Elena no pudo apartar la vista del hombre frente a ella. Algo en su expresión, en la forma en que la miraba, le resultaba extrañamente familiar. Como un recuerdo al borde de la conciencia, como un sueño que se niega a desvanecerse del todo al despertar.
—No lo sé… —respondió ella, con un nudo en la garganta—. Pero siento que sí.
El hombre sonrió, y Elena sintió un estremecimiento recorrer su espalda.
—Qué curioso… yo también.
Se quedó mirándola un segundo más, como si estuviera a punto de decir algo más, pero luego negó con la cabeza y se rió, como si se sintiera ridículo.

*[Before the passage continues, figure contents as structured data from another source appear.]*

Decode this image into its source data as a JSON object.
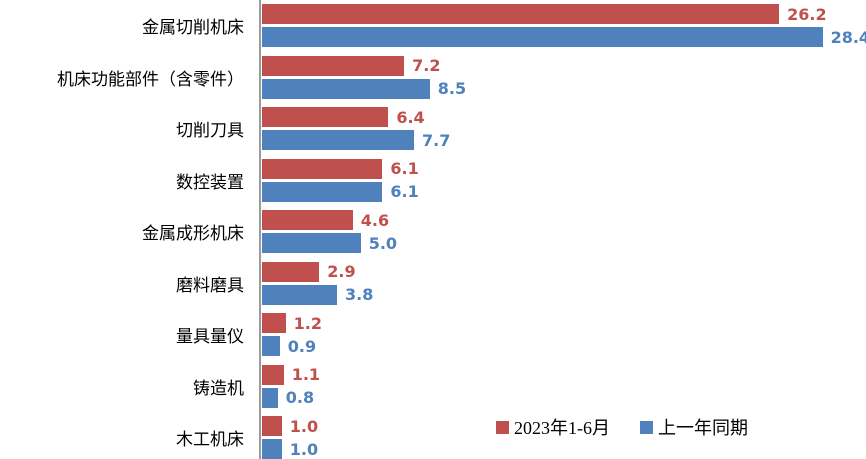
{
  "chart_data": {
    "type": "bar",
    "orientation": "horizontal",
    "title": "",
    "xlabel": "",
    "ylabel": "",
    "xlim": [
      0,
      30.6
    ],
    "grid": false,
    "legend_position": "bottom-right",
    "axis_color": "#9b9b9b",
    "categories": [
      "金属切削机床",
      "机床功能部件（含零件）",
      "切削刀具",
      "数控装置",
      "金属成形机床",
      "磨料磨具",
      "量具量仪",
      "铸造机",
      "木工机床"
    ],
    "series": [
      {
        "name": "2023年1-6月",
        "color": "#c0504d",
        "values": [
          26.2,
          7.2,
          6.4,
          6.1,
          4.6,
          2.9,
          1.2,
          1.1,
          1.0
        ]
      },
      {
        "name": "上一年同期",
        "color": "#4f81bd",
        "values": [
          28.4,
          8.5,
          7.7,
          6.1,
          5.0,
          3.8,
          0.9,
          0.8,
          1.0
        ]
      }
    ]
  }
}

—Perdón, no quiero parecer extraño. Solo… tuve esa sensación.
Elena parpadeó. Su corazón latía con fuerza.
—No, está bien. Me pasa lo mismo.
Él extendió la mano.
—Me llamo Gabriel.
Elena sintió un vacío abrirse en su pecho. Su cuerpo se tensó, su piel se erizó.
El nombre golpeó algo dentro de ella. Algo antiguo. Algo perdido.
Se obligó a sonreír y estrechó su mano.
—Elena.
Cuando sus dedos se tocaron, un destello de algo la atravesó.
Un reloj marcando las 6:10.
Un pacto susurrado en la oscuridad.
Un adiós entre lágrimas.
Elena retiró la mano con brusquedad, respirando entrecortadamente.
Gabriel frunció el ceño.
—¿Estás bien?
—Sí… —murmuró ella, aunque no estaba segura de que fuera cierto—. Es solo… extraño.
Él asintió, como si entendiera sin necesidad de explicaciones.
—Tal vez nos hayamos cruzado antes.
Elena bajó la mirada.
—Tal vez.
Pero en lo más profundo de su ser, supo que no era eso.
No era un simple cruce de caminos.
Era el eco de una historia que jamás debió repetirse… y que, sin embargo, se negaba a desvanecerse por completo.
Y entonces, sin razón aparente, el reloj de la cafetería marcó exactamente 6:07 a. m.
Elena sintió un escalofrío.
El ciclo había terminado.
Pero el destino… aún tenía algo más que decir.